À Marseille, le rap vit un nouvel âge d’or

Pas vraiment hantée par l’ombre des anciens (IAM, FF, Psy4), une nouvelle génération de MC marseillais est en train de prendre le pouvoir. Avec des refrains bourrés d’Auto-tune, des prods qui doivent parfois plus à la variété qu’au hip-hop et une indépendance revendiquée. Gloire à l’art de rue.
  • À la bonne école. S’il fallait résumer en une phrase l’importance de « L’école du micro d’argent », on pourrait dire que le troisième album d’IAM est au rap marseillais ce que La nuit des mors-vivants est au film de zombies : la Sainte Bible. En clair, c'est le disque qui a définitivement installé Marseille sur la carte du hip-hop hexagonal, et permis à Akhenaton d’acquérir la stature nécessaire pour chapeauter différents projets (la B.O. de Taxi, celle de Comme un aimant) et prendre sous son aile ce qui constituera la grande époque du rap marseillais (3ème Œil, Fonky Family, Psy4 de la Rime, etc.

    Niquer le passé. Ceux qui ont aimé cette période – et on sait qu’ils sont nombreux – ne peuvent que se réjouir de la forme affichée ces dernières années par les artistes de la Canebière, très importants pour une génération d’auditeurs, toujours plus nombreux et religieusement acquis à leur cause. L’engouement autour de Jul est un bon exemple. Si celui que l’on surnomme « l’OVNI » ravive les souvenirs des gloires passées, il s’interdit par contre la nostalgie. Lui se fiche de la technique, du boom-bap, de la belle phrase et compose un univers musical souvent cheap, parfois gênant, mais toujours singulier et nourri aussi bien au raï qu'au R'n'B.

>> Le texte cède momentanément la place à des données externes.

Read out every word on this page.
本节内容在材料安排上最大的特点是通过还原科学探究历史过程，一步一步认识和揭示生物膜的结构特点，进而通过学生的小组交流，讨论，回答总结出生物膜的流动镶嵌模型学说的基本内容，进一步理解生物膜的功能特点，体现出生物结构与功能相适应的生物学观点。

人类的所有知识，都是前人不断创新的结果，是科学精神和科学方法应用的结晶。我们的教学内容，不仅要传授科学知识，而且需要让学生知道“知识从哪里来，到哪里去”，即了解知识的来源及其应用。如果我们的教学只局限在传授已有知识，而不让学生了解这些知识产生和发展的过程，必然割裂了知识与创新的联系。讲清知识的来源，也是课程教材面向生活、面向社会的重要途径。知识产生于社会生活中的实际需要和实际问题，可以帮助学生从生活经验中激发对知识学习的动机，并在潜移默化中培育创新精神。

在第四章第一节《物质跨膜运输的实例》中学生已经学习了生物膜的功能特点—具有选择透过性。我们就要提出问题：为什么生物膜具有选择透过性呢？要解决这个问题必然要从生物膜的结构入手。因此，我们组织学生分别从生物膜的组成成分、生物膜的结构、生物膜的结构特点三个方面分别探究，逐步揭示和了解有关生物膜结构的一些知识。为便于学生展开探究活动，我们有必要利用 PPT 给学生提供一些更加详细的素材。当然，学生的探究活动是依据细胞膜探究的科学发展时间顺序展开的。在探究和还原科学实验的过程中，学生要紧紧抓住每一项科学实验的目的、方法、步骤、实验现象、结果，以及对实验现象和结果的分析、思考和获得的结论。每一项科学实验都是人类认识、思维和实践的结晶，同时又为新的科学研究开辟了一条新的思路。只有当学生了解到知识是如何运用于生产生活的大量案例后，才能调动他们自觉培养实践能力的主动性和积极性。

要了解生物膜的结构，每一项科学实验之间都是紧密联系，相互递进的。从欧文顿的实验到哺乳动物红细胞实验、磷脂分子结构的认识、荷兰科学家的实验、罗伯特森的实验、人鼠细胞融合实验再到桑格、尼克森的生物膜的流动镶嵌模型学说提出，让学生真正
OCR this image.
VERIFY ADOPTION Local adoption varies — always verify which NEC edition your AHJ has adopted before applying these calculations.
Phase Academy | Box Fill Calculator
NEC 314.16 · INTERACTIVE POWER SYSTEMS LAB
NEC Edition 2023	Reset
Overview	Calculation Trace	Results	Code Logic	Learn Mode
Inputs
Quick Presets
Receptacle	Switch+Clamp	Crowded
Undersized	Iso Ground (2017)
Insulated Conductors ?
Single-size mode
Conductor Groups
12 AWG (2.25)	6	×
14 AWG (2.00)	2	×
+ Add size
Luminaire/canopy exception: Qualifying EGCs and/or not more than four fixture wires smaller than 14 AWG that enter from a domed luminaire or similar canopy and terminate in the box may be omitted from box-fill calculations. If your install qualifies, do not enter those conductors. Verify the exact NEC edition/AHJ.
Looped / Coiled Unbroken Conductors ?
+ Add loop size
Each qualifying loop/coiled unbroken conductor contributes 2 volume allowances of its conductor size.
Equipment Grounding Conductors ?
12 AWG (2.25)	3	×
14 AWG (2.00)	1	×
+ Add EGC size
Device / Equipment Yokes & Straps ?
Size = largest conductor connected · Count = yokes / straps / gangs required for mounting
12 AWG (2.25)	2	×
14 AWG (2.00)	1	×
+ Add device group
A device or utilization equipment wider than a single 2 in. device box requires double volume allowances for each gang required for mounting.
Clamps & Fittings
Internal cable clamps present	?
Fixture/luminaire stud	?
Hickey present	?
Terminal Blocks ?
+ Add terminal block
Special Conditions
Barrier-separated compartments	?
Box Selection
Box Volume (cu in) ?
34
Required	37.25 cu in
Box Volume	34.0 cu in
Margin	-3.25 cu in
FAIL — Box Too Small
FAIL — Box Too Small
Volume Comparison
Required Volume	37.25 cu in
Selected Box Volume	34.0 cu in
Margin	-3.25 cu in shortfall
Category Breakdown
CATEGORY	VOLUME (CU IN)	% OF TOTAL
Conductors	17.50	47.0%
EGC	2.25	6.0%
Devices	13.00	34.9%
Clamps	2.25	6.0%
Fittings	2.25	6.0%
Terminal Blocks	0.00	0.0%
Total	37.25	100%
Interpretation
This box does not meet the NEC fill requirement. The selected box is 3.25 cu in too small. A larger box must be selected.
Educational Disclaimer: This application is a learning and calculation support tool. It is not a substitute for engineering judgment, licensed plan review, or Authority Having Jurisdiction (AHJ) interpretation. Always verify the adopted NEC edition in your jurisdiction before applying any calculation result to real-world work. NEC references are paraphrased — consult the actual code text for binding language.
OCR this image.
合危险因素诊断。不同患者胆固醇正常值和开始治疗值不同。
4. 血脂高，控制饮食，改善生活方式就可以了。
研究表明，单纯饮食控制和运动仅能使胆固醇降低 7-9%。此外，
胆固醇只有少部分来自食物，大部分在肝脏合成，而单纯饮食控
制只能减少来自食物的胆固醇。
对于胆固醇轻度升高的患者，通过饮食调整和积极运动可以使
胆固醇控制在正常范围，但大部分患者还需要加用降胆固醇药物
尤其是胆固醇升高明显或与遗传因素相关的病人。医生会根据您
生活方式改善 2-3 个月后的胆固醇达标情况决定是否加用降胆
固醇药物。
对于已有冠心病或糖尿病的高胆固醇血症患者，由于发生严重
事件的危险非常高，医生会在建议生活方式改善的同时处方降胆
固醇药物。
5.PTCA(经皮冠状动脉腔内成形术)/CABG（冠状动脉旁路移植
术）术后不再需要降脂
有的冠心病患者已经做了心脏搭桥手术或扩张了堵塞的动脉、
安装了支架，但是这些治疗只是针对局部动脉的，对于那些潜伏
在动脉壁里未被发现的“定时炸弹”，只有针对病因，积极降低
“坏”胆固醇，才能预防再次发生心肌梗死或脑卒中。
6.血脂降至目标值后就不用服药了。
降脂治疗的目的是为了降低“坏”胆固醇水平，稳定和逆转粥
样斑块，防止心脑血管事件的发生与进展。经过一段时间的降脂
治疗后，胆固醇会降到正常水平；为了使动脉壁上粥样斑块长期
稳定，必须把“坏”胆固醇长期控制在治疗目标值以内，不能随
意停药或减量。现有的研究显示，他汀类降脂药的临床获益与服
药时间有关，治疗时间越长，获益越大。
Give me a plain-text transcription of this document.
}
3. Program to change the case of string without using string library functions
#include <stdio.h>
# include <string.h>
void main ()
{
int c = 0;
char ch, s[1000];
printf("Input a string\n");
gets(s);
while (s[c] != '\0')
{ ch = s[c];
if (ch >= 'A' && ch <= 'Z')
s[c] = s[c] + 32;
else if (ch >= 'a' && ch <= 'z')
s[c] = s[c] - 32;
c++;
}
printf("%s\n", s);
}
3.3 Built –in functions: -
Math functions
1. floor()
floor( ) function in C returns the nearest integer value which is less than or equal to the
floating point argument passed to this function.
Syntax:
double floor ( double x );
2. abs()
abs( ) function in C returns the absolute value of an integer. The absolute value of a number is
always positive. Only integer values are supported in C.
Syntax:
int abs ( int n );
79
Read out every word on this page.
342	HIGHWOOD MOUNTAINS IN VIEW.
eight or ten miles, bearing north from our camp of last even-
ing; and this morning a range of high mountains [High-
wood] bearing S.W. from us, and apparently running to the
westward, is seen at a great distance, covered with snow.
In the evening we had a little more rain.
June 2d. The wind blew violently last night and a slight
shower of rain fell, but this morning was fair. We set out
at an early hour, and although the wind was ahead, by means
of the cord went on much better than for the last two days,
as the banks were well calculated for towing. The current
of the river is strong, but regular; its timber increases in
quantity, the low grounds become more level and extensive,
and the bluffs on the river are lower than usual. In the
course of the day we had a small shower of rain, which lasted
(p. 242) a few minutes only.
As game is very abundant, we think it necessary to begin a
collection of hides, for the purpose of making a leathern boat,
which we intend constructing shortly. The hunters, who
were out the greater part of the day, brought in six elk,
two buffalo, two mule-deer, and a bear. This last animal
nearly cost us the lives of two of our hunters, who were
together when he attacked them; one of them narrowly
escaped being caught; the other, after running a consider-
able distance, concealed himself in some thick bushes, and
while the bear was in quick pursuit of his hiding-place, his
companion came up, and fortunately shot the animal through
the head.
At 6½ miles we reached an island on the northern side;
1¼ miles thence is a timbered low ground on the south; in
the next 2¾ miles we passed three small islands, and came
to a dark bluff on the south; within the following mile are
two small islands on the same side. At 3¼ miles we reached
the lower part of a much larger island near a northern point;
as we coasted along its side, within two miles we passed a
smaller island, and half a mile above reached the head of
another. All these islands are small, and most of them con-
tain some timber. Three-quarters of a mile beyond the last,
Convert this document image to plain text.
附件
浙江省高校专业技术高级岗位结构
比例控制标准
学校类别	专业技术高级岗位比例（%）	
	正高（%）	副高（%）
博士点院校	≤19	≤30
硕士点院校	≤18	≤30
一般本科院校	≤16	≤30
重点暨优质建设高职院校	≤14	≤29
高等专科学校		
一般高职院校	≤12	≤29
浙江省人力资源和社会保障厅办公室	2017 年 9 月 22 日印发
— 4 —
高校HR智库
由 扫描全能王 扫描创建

    Une fine équipe. Autour de Jul, et non derrière lui, ils sont nombreux à prendre la même liberté et à connaître un succès, certes moindre, mais tout aussi impressionnant : « Confidences », le premier long format d'YL, s'est écoulé à 14 500 exemplaires en première semaine, Naps vient de publier son deuxième album en un an, « 100% », le dernier album d'Alonzo, a été certifié disque de platine en 2017, Soprano est devenu la célébrité préférée des enfants de 7 à 17 ans selon le Journal de Mickey (et se permet donc des duos consternants avec Patrick Fiori et d'autres stars de la variétoche) et les différents clips de SCH accumulent plus de 444 millions de vues sur YouTube.

    En direct des quartiers nord. La plupart du temps, ces artistes trempent allégrement leurs mélodies dans l’Auto-tune et semblent particulièrement fiers de leur identité marseillaise, qu’ils revendiquent en employant l’argot local, en s’affichant avec le maillot de l’OM ou en collaborant avec des producteurs bien connus des environs. À l’image de Ladjoint qui, depuis le studio B.Vice, a peaufiné les morceaux de Jul, Kery James, Sofiane ou Lacrim. Parmi les nouveaux arrivants, il y a également Zamdane, récemment signé sur Z Records (sous division rap du label Pain Surprises), auteur du captivant Disaster et incarnation de cette liberté de ton et de cette diversité propres à la planète Mars.